A new report from Galaxy Digital shows that record borrowing reflects a mix of airdrops, new lending products and crypto price gains.
Lending in decentralized finance hit a new high late in the quarter as total active loans on DeFi applications approached $41 billion, Galaxy Digital said in its latest “State of Crypto” report for the third quarter.
The Galaxy research team wrote that DeFi borrowing increased by approximately $14.5 billion, or almost 55%, in the third quarter, alongside centralized crypto lending.

This growth helped bring total crypto lending – both in DeFi and CeFi – to nearly $73.6 billion, setting a new all-time high above the previous peak of $69.3 billion at the end of Q4 2021.

It is worth noting that data from DefiLlama shows that the total value locked in DeFi lending protocols was around $90.9 billion as of early October.
While TVL does not necessarily reflect the amount actually borrowed from the protocols, if that $90 billion was actually held at the start of Q4, it could suggest that on-chain lending – combined with CeFi – was significantly higher than Galaxy’s Q3 snapshot.
A Galaxy Digital spokesperson clarified that the wording for the all-time high meant “at the end of the third quarter of 2025,” meaning the all-time high was likely reached at the start of the fourth quarter.
In the report, Galaxy Digital explains that several factors contributed to the increase in borrowing. Airdrops, points programs, better collateral products, and rising prices have increased people’s ability to borrow as the value of their collateral increases.
The challenges of off-chain lending
But Galaxy Digital also warned of possible double counting between CeFi and DeFi numbers. As the report’s author, Zack Pokorny, research associate at Galaxy, wrote, some CeFi lenders borrow on-chain and then lend off-chain, which can appear twice without clear disclosure.
“For example, a hypothetical CeFi lender can pledge its dormant BTC to borrow USDC on-chain, and then lend that USDC to an off-chain borrower. In this scenario, the CeFi lender’s on-chain borrowing will be present in DeFi open borrowings and in the lender’s financial statements as an outstanding loan to its client,” Pokorny wrote in the report.
Galaxy Digital also noted that while on-chain DeFi and CeFi loan numbers can be seen on the blockchain and are easy to access, obtaining CeFi data “is tricky” due to “inconsistencies in how CeFi lenders report their outstanding loans and how often they make the information public.”

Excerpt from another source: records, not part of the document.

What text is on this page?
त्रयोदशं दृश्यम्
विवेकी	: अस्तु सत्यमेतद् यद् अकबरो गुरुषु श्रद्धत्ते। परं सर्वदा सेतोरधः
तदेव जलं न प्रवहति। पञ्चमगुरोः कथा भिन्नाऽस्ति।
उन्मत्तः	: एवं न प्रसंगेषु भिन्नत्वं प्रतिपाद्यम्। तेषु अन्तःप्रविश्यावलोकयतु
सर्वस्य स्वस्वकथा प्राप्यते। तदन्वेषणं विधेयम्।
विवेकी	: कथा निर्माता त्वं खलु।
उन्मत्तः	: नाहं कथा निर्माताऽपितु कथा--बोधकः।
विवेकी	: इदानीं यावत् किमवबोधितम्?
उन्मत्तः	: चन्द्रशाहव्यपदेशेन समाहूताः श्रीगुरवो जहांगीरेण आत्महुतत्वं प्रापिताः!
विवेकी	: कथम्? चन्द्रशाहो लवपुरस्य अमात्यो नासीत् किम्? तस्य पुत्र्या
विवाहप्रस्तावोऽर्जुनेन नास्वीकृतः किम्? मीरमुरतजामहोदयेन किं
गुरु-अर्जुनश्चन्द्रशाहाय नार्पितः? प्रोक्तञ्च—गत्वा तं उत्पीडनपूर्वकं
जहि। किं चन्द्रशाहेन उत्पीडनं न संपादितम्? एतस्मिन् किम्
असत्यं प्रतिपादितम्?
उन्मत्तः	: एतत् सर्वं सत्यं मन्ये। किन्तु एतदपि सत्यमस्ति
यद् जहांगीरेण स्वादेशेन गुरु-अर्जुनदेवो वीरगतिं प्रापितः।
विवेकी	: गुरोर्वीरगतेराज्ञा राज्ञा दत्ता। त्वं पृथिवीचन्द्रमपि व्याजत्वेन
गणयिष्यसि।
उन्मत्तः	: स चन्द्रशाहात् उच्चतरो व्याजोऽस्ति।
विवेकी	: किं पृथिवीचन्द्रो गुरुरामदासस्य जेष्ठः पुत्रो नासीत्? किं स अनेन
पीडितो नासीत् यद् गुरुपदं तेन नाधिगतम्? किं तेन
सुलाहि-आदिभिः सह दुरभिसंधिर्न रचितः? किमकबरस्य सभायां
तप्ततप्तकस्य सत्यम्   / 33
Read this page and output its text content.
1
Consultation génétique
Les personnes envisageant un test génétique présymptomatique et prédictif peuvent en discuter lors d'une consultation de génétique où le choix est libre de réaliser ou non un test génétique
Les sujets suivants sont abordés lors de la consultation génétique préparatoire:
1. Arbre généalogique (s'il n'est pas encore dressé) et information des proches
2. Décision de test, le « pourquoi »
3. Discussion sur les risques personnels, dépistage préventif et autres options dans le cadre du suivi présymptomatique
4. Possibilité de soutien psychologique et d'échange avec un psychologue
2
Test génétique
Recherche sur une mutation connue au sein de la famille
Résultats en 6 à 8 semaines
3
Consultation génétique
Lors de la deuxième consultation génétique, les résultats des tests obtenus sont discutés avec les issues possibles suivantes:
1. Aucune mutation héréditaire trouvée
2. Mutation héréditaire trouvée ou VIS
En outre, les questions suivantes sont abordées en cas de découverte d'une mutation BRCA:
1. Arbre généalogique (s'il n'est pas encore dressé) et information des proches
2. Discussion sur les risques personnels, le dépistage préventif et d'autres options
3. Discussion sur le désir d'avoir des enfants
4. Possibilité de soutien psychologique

Nonetheless, together, DeFi and CeFi lending totaled $65.3 billion at the end of the third quarter, up $21.1 billion from the second quarter, with most of the increase coming from DeFi. DeFi’s market share also increased to 62.7% from 59.8% in the previous quarter.
As The Defiant previously reported, in the weeks following the October 10 stock market crash, which led to record daily liquidations for crypto, the DeFi sector as a whole has struggled. The market shock caused by the Balancer exploit in early November, followed almost immediately by the collapse of Stream Finance, further eroded confidence in the sector.
Total DeFi TVL is down more than 25% since October 10 to $125 billion, down from $170 billion.